Há, entretanto, uma nova chance aparecendo. Infelizmente ainda são muito caros, mas esportivos eléctricos de alto desempenho e boa autonomia já estão sendo vendidos em algumas partes do mundo desenvolvido. Tendo o triste evento ocorrido há tão pouco tempo, é bem provável que os novos modelos vinguem. Quem sabe a demanda, que é maior do que os fabricantes esperavam, possa baratear e possibilitar um carro familiar.
Mas, ei, há muitos engenheiros mecânicos de talento desempregados! Também há muita gente que não sabe onde gastar seu dinheiro, e que vive reclamando dos ônibus fumacentos e do barulho das metrópoles. Não quero dizer onde cada um deve gastar sua verba, mas se querem melhorar alguma cousa, dêem o exemplo e comecem. Freqüentemente há leilões de carros batidos, pelos quais ninguém dá mais que uma ninharia, mas que um profissional competente consegue facilmente colocar para rodar, em silêncio, sem fumaça e sem marchas. Manhã de inverno em São Joaquim? Blé! Liga a chave e acelera que ele anda, sem essa de aquecer o motor para poder dar partida. Infelizmente o banco já não me dá mais extrato, me dá atestado de pobreza, então não posso ajudar senão com alertas e idéias. Aquela caminhonete só roda na cidade, fazendo entregas? O motor está fazendo dez quilômetros por litro de lubrificante, após a sexta retífica? Tem algum para investir? Acopla um trifásico de vinte cavalos na transmissão, põe um sub-chassi com umas dez baterias e manda ver. O resultado vai surpreender, pois já há gente fazendo isso pelo mundo inteiro, inclusive no brasil.
Talvez eu esteja sendo um pouco subversivo, mas às vezes é necessário uma chacoalhada para as pessoas acordarem. Às vezes precisamos sentir falta de ar puro e silêncio, o que não falta geralmente não tem o valor reconhecido.

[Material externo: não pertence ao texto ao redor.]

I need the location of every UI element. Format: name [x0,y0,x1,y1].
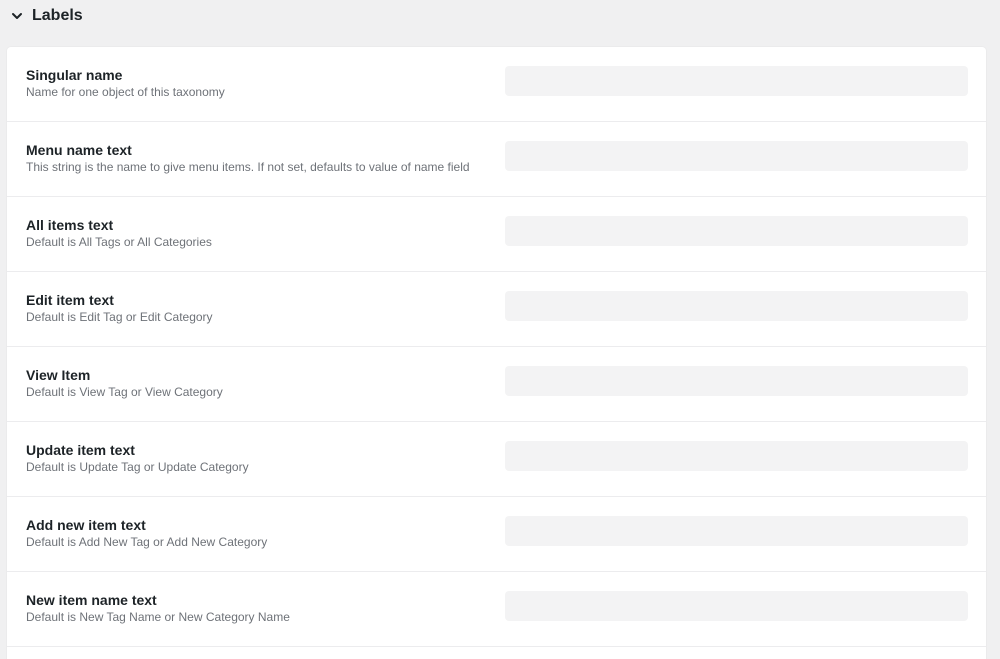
all-items-input[interactable] [505,216,968,246]
edit-item-input[interactable] [505,291,968,321]
field-text: New item name text Default is New Tag Na… [26,592,290,625]
field-text: Singular name Name for one object of thi… [26,67,225,100]
field-label: Add new item text [26,517,146,533]
field-label: Update item text [26,442,135,458]
field-row-new-item-name: New item name text Default is New Tag Na… [7,572,986,647]
field-description: Default is Add New Tag or Add New Catego… [26,535,268,549]
field-text: View Item Default is View Tag or View Ca… [26,367,223,400]
field-description: Default is Update Tag or Update Category [26,460,249,474]
field-description: Default is View Tag or View Category [26,385,223,399]
labels-settings-page: Labels Singular name Name for one object… [0,0,1000,659]
field-row-menu-name: Menu name text This string is the name t… [7,122,986,197]
field-description: Default is Edit Tag or Edit Category [26,310,213,324]
field-description: Default is New Tag Name or New Category … [26,610,290,624]
field-label: New item name text [26,592,157,608]
labels-card: Singular name Name for one object of thi… [7,47,986,659]
field-label: Menu name text [26,142,132,158]
field-text: All items text Default is All Tags or Al… [26,217,212,250]
singular-name-input[interactable] [505,66,968,96]
field-label: Singular name [26,67,123,83]
menu-name-input[interactable] [505,141,968,171]
update-item-input[interactable] [505,441,968,471]
field-row-update-item: Update item text Default is Update Tag o… [7,422,986,497]
field-text: Menu name text This string is the name t… [26,142,470,175]
field-row-view-item: View Item Default is View Tag or View Ca… [7,347,986,422]
field-text: Update item text Default is Update Tag o… [26,442,249,475]
field-label: All items text [26,217,114,233]
field-row-all-items: All items text Default is All Tags or Al… [7,197,986,272]
field-row-singular-name: Singular name Name for one object of thi… [7,47,986,122]
field-row-edit-item: Edit item text Default is Edit Tag or Ed… [7,272,986,347]
new-item-name-input[interactable] [505,591,968,621]
field-label: View Item [26,367,91,383]
add-new-item-input[interactable] [505,516,968,546]
chevron-down-icon [10,9,24,23]
field-text: Edit item text Default is Edit Tag or Ed… [26,292,213,325]
field-label: Edit item text [26,292,114,308]
field-row-add-new-item: Add new item text Default is Add New Tag… [7,497,986,572]
field-description: Default is All Tags or All Categories [26,235,212,249]
field-text: Add new item text Default is Add New Tag… [26,517,267,550]
field-description: Name for one object of this taxonomy [26,85,225,99]
labels-section-toggle[interactable]: Labels [10,3,83,29]
view-item-input[interactable] [505,366,968,396]
field-description: This string is the name to give menu ite… [26,160,470,174]
section-title: Labels [32,7,83,24]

O que digo aqui vale não só para o tema do texto, mas para qualquer assunto. Se tu não compras, ninguém fabrica, ninguém se esforça em aperfeiçoar; seja carro, electrodoméstico, brinquedo, programa de televisão, o escambáu. Aliás, sugiro que evitem programas de tevê apelativos, que não acrescentem bulhufas. Eles alienam, gente alienada não reclama e compra o que lhes é empurrado. A retomada das pesquisas não se deu de boa vontade, a legislação contra emissões pesou na balança, agora as montadoras estão em uma corrida pela bateria eficiente, inclusive a General Motors. Alguém pressionou, e pressionou feio.
No fim das contas, ninguém perde com uma evolução. E geralmente são os ranhetas, antes contrários, os que mais gostam quando ela dá os devidos frutos.